Segmentation, Targeting, and Positioning
Marketing in an MBA program teaches you to segment, target and postion - STP. Who are all the possible people who could use your product? Knowing all the different segments, which one is it must lucrative to target? How do we then position ourselves in the minds of that segment? In our Models of Consumer Behavior class, we took this lesson one step further.
The paper towels market is an example of STP in action. You would think that all paper towels are all the same. After all, they are pretty standard commodity items. How different can one be from another? Well, the data shows that this is a $2.33Bn market, and Bounty, with $914.6M in revenues, has almost 40% share of the market. This should be a perfectly competitive market - because the goods are difficult to distinguish between each other. Yet, Bounty clearly has a dominant position, so it is not.

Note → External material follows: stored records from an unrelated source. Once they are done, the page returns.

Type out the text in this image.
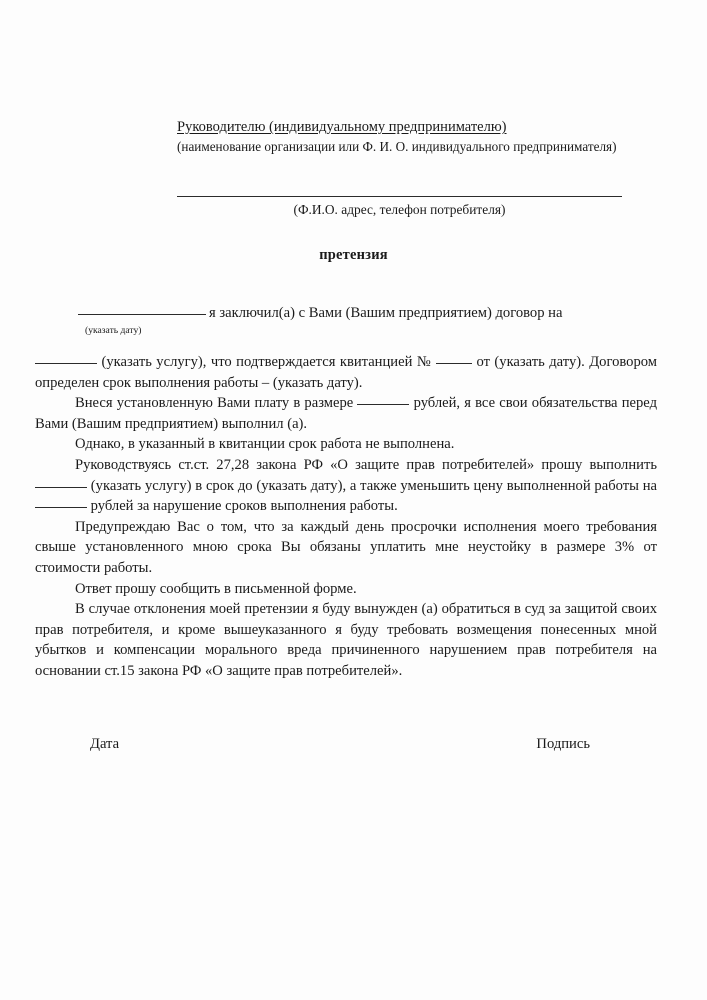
Руководителю (индивидуальному предпринимателю)
(наименование организации или Ф. И. О. индивидуального предпринимателя)
(Ф.И.О. адрес, телефон потребителя)
претензия
я заключил(а) с Вами (Вашим предприятием) договор на
(указать дату)

(указать услугу), что подтверждается квитанцией №	от (указать дату). Договором определен срок выполнения работы – (указать дату).

Внеся установленную Вами плату в размере	рублей, я все свои обязательства перед Вами (Вашим предприятием) выполнил (а).

Однако, в указанный в квитанции срок работа не выполнена.

Руководствуясь ст.ст. 27,28 закона РФ «О защите прав потребителей» прошу выполнить  (указать услугу) в срок до (указать дату), а также уменьшить цену выполненной работы на  рублей за нарушение сроков выполнения работы.

Предупреждаю Вас о том, что за каждый день просрочки исполнения моего требования свыше установленного мною срока Вы обязаны уплатить мне неустойку в размере 3% от стоимости работы.

Ответ прошу сообщить в письменной форме.

В случае отклонения моей претензии я буду вынужден (а) обратиться в суд за защитой своих прав потребителя, и кроме вышеуказанного я буду требовать возмещения понесенных мной убытков и компенсации морального вреда причиненного нарушением прав потребителя на основании ст.15 закона РФ «О защите прав потребителей».

Дата	Подпись
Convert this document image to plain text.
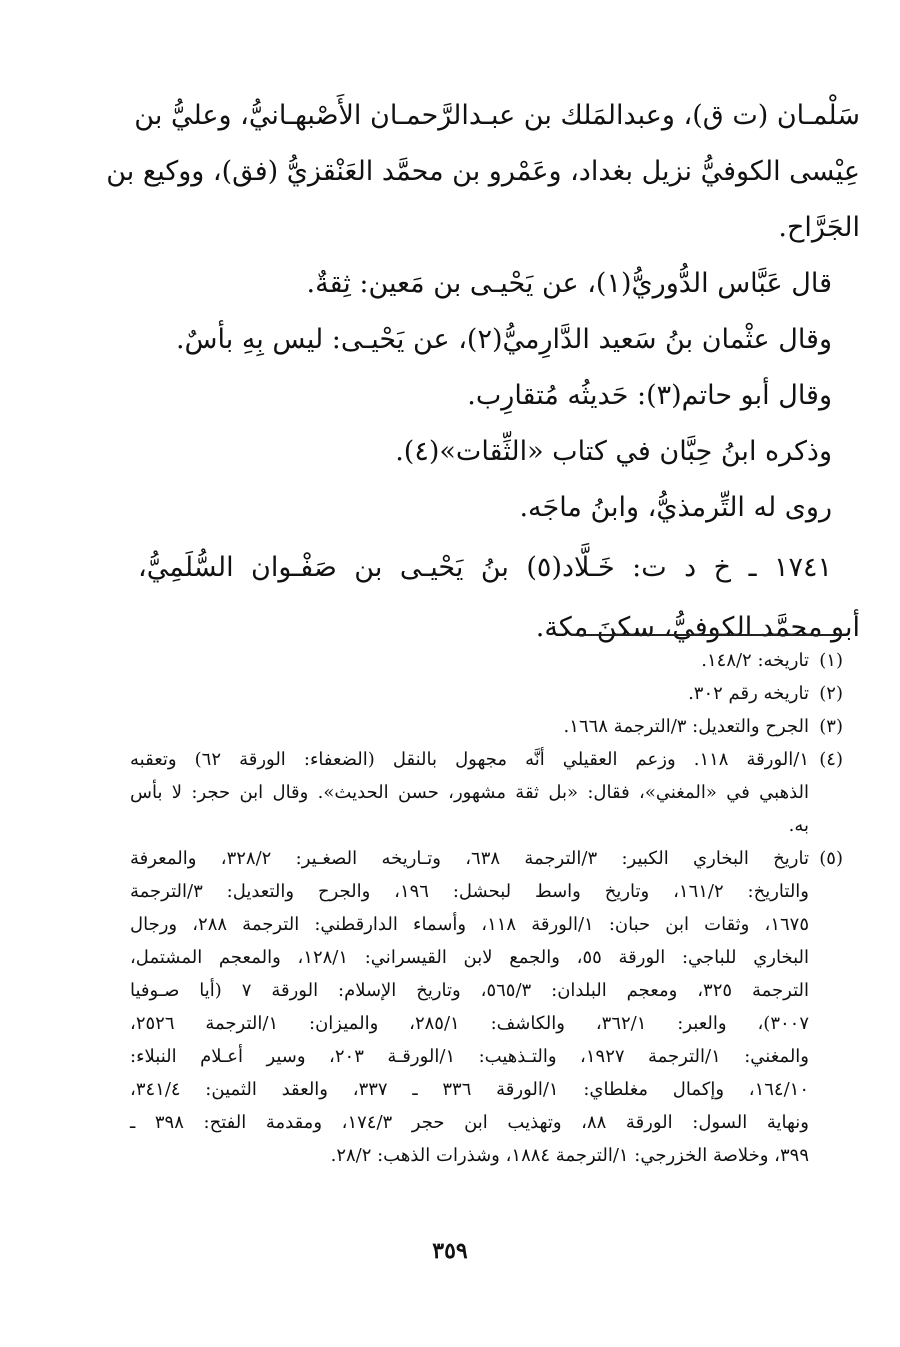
سَلْمـان (ت ق)، وعبدالمَلك بن عبـدالرَّحمـان الأَصْبهـانيُّ، وعليُّ بن
عِيْسى الكوفيُّ نزيل بغداد، وعَمْرو بن محمَّد العَنْقزيُّ (فق)، ووكيع بن
الجَرَّاح.
قال عَبَّاس الدُّوريُّ(١)، عن يَحْيـى بن مَعين: ثِقةٌ.
وقال عثْمان بنُ سَعيد الدَّارِميُّ(٢)، عن يَحْيـى: ليس بِهِ بأسٌ.
وقال أبو حاتم(٣): حَديثُه مُتقارِب.
وذكره ابنُ حِبَّان في كتاب «الثِّقات»(٤).
روى له التِّرمذيُّ، وابنُ ماجَه.
١٧٤١ ـ خ د ت: خَـلَّاد(٥) بنُ يَحْيـى بن صَفْـوان السُّلَمِيُّ،
أبو محمَّد الكوفيُّ، سكنَ مكة.
(١)
تاريخه: ١٤٨/٢.
(٢)
تاريخه رقم ٣٠٢.
(٣)
الجرح والتعديل: ٣/الترجمة ١٦٦٨.
(٤)
١/الورقة ١١٨. وزعم العقيلي أنَّه مجهول بالنقل (الضعفاء: الورقة ٦٢) وتعقبه
الذهبي في «المغني»، فقال: «بل ثقة مشهور، حسن الحديث». وقال ابن حجر: لا بأس
به.
(٥)
تاريخ البخاري الكبير: ٣/الترجمة ٦٣٨، وتـاريخه الصغـير: ٣٢٨/٢، والمعرفة
والتاريخ: ١٦١/٢، وتاريخ واسط لبحشل: ١٩٦، والجرح والتعديل: ٣/الترجمة
١٦٧٥، وثقات ابن حبان: ١/الورقة ١١٨، وأسماء الدارقطني: الترجمة ٢٨٨، ورجال
البخاري للباجي: الورقة ٥٥، والجمع لابن القيسراني: ١٢٨/١، والمعجم المشتمل،
الترجمة ٣٢٥، ومعجم البلدان: ٥٦٥/٣، وتاريخ الإسلام: الورقة ٧ (أيا صـوفيا
٣٠٠٧)، والعبر: ٣٦٢/١، والكاشف: ٢٨٥/١، والميزان: ١/الترجمة ٢٥٢٦،
والمغني: ١/الترجمة ١٩٢٧، والتـذهيب: ١/الورقـة ٢٠٣، وسير أعـلام النبلاء:
١٦٤/١٠، وإكمال مغلطاي: ١/الورقة ٣٣٦ ـ ٣٣٧، والعقد الثمين: ٣٤١/٤،
ونهاية السول: الورقة ٨٨، وتهذيب ابن حجر ١٧٤/٣، ومقدمة الفتح: ٣٩٨ ـ
٣٩٩، وخلاصة الخزرجي: ١/الترجمة ١٨٨٤، وشذرات الذهب: ٢٨/٢.
٣٥٩
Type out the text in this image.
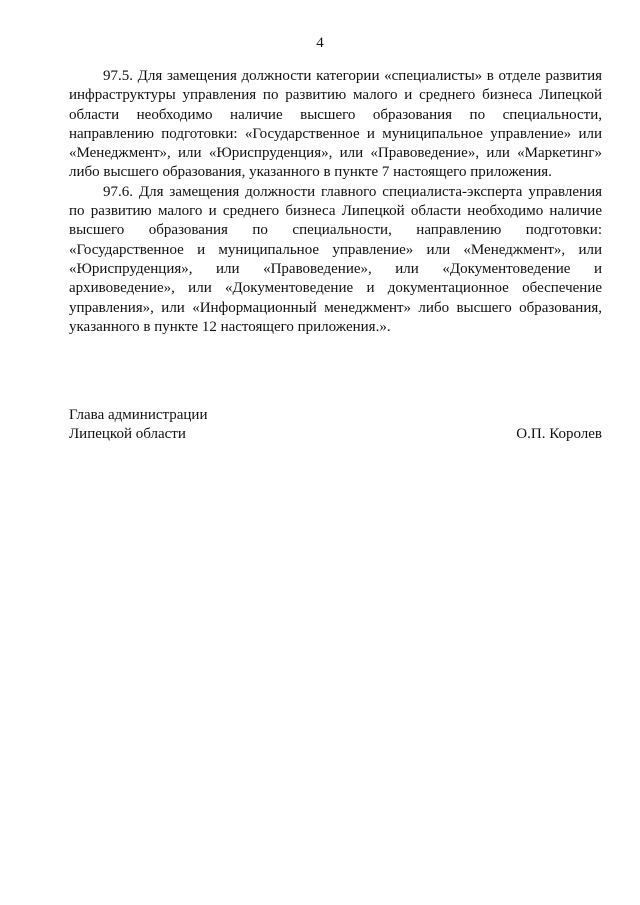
4

97.5. Для замещения должности категории «специалисты» в отделе развития инфраструктуры управления по развитию малого и среднего бизнеса Липецкой области необходимо наличие высшего образования по специальности, направлению подготовки: «Государственное и муниципальное управление» или «Менеджмент», или «Юриспруденция», или «Правоведение», или «Маркетинг» либо высшего образования, указанного в пункте 7 настоящего приложения.

97.6. Для замещения должности главного специалиста-эксперта управления по развитию малого и среднего бизнеса Липецкой области необходимо наличие высшего образования по специальности, направлению подготовки: «Государственное и муниципальное управление» или «Менеджмент», или «Юриспруденция», или «Правоведение», или «Документоведение и архивоведение», или «Документоведение и документационное обеспечение управления», или «Информационный менеджмент» либо высшего образования, указанного в пункте 12 настоящего приложения.».

Глава администрации
Липецкой области	О.П. Королев
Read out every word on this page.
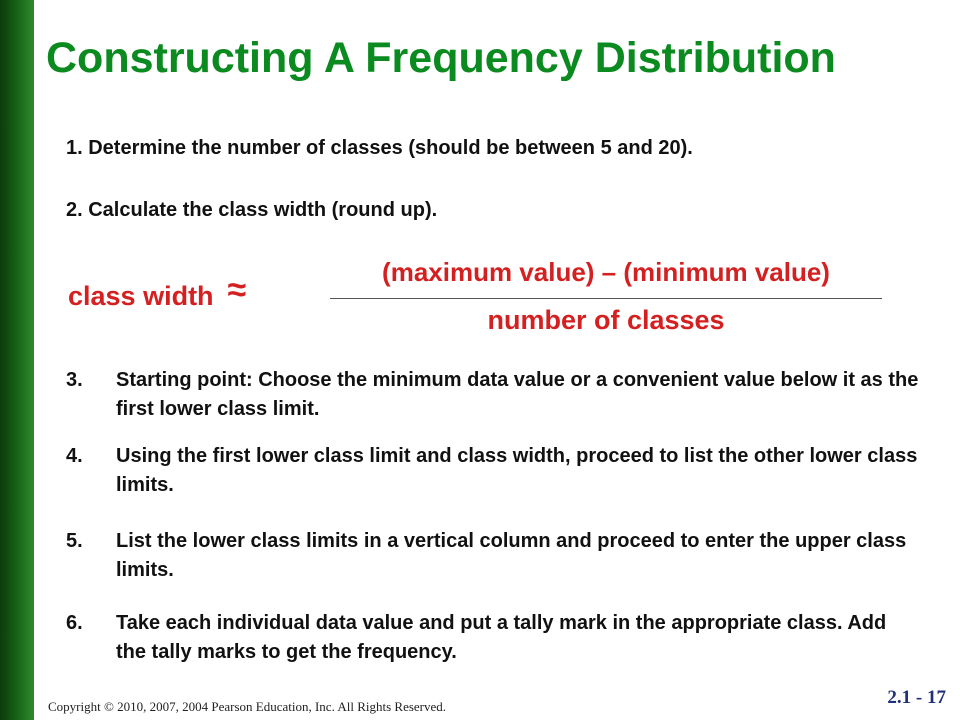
Constructing A Frequency Distribution
1. Determine the number of classes (should be between 5 and 20).
2. Calculate the class width (round up).
class width ≈	(maximum value) – (minimum value)
number of classes
3.	Starting point: Choose the minimum data value or a convenient value below it as the first lower class limit.
4.	Using the first lower class limit and class width, proceed to list the other lower class limits.
5.	List the lower class limits in a vertical column and proceed to enter the upper class limits.
6.	Take each individual data value and put a tally mark in the appropriate class. Add the tally marks to get the frequency.
Copyright © 2010, 2007, 2004 Pearson Education, Inc. All Rights Reserved.	2.1 - 17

While there are many different people who use paper towels - including me - and thus many different segments, Bounty has determined that the most attractive segment is 'busy moms'. There are more of those who will buy these paper towels than there are people like me. For these busy moms, Bounty perfectly positions itself in that target's mind not as a paper towel, but as an insurance policy. For these busy moms, when the baby knocks over some milk, or what is cooking on the stove spills over - for these use cases - Bounty positions itself as, and markets itself as, the perfect solution.
There may be twenty different brands of paper towel that function just as well as Bounty. However, it is Bounty that is shouting out to the specific segment of busy moms. It is Bounty that portrays itself in its marketing as the ideal solution for that segment's problems. Consequently, while the paper towel market should in theory be a perfectly competitive market, it is not. The products in this market are differentiated - but not through significant differences in the product. The are differentiated simply through branding and marketing.